PNG optimization from the command line

Installation

First step…install pngquant

If you’re on MacOS, simply do:

Bash
brew install pngquant

Running pngquant

The next step is to run pngquant on all your files you wish to optimize.

For example, if I have my .png files in my app/assets/images directory, I would do the following:

Bash
cd app/assets/images

# Grab all png's by recursing through current directory.
# Quality and speed can be adjusted to personal needs.
# this is what I use.
pngquant ./**/*.png -quality 65-80 -speed 1

This will generate a bunch of files with the -fs8.png suffix like so:

Bash
.
├── file-1.png
├── file-1-fs8.png
├── file-2.png
├── file-2-fs8.png
├── file-3.png
├── file-3-fs8.png
├── file-4.png
└── file-4-fs8.png

Im sure theres a way to have pngquant overwrite your files, but this lets me do an easy comparison of before / after sizes.
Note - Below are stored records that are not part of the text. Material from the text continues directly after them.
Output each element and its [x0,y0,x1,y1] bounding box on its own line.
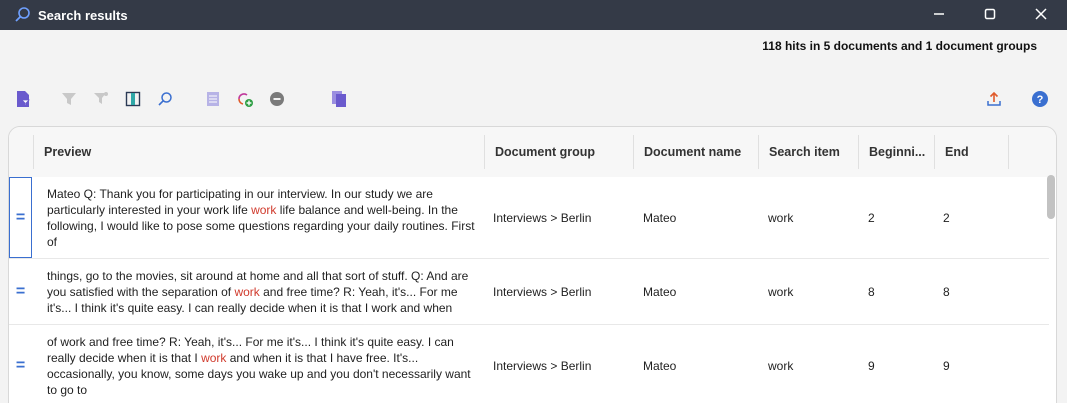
add-code-icon[interactable] [234,88,256,110]
end-cell: 2 [943,211,950,225]
filter-settings-icon[interactable] [90,88,112,110]
vertical-scrollbar[interactable] [1047,175,1055,219]
svg-text:?: ? [1037,94,1044,106]
row-marker[interactable]: = [9,325,32,403]
beginning-cell: 8 [868,285,875,299]
search-item-cell: work [768,211,794,225]
preview-text: things, go to the movies, sit around at … [47,269,469,315]
hit-highlight: work [201,351,227,365]
search-item-cell: work [768,359,794,373]
close-button[interactable] [1017,0,1065,30]
column-header-end[interactable]: End [934,135,1009,169]
preview-text: of work and free time? R: Yeah, it's... … [47,335,471,397]
close-icon [1035,7,1047,23]
help-icon[interactable]: ? [1029,88,1051,110]
table-row[interactable]: = Mateo Q: Thank you for participating i… [9,177,1049,259]
document-name-cell: Mateo [643,285,677,299]
document-name-cell: Mateo [643,359,677,373]
maximize-icon [984,8,996,23]
maximize-button[interactable] [966,0,1014,30]
beginning-cell: 9 [868,359,875,373]
hit-highlight: work [234,285,260,299]
document-group-cell: Interviews > Berlin [493,285,592,299]
window-title: Search results [38,8,128,23]
column-header-beginning[interactable]: Beginni... [858,135,934,169]
document-list-icon[interactable] [202,88,224,110]
filter-icon[interactable] [58,88,80,110]
minimize-icon [933,8,945,23]
document-group-cell: Interviews > Berlin [493,359,592,373]
column-header-search-item[interactable]: Search item [758,135,858,169]
column-header-document-group[interactable]: Document group [484,135,634,169]
end-cell: 8 [943,285,950,299]
remove-icon[interactable] [266,88,288,110]
table-row[interactable]: = of work and free time? R: Yeah, it's..… [9,325,1049,403]
column-header-preview[interactable]: Preview [33,135,485,169]
document-group-cell: Interviews > Berlin [493,211,592,225]
copy-documents-icon[interactable] [328,88,350,110]
preview-text: Mateo Q: Thank you for participating in … [47,187,475,249]
search-item-cell: work [768,285,794,299]
column-header-spacer [1008,135,1056,169]
title-bar: Search results [0,0,1067,30]
document-filter-icon[interactable] [12,88,34,110]
results-table: Preview Document group Document name Sea… [8,126,1057,403]
export-icon[interactable] [983,88,1005,110]
column-header-marker [9,135,33,169]
column-header-document-name[interactable]: Document name [633,135,758,169]
hit-highlight: work [251,203,277,217]
row-marker[interactable]: = [9,259,32,324]
hits-summary: 118 hits in 5 documents and 1 document g… [762,39,1037,53]
end-cell: 9 [943,359,950,373]
row-marker[interactable]: = [9,177,32,258]
table-row[interactable]: = things, go to the movies, sit around a… [9,259,1049,325]
columns-icon[interactable] [122,88,144,110]
search-icon [14,6,32,24]
beginning-cell: 2 [868,211,875,225]
document-name-cell: Mateo [643,211,677,225]
minimize-button[interactable] [915,0,963,30]
search-icon[interactable] [154,88,176,110]
table-header: Preview Document group Document name Sea… [9,127,1056,177]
Then I’ll rename the newly optimized files to overwrite their original file.

Bash Command

This is the command I use to rewrite all my newly optimized images to overwrite their parent. Use with caution :)

Bash
for FILE in ./**/*-fs8.png; do original=${FILE%%-fs8.png}; mv "$FILE" "$original.png"; done

Pulling it all together

Quick easy command to do it all at once.

Bash
pngquant ./**/*.png -quality 65-80 -speed 1
for FILE in ./**/*-fs8.png; do original=${FILE%%-fs8.png}; mv "$FILE" "$original.png"; done

By using this method, I managed to get my ~2-4mb PNGs in a site I’m working on down to ~100-400kb.

Thats it! May your png’s be forever optimized!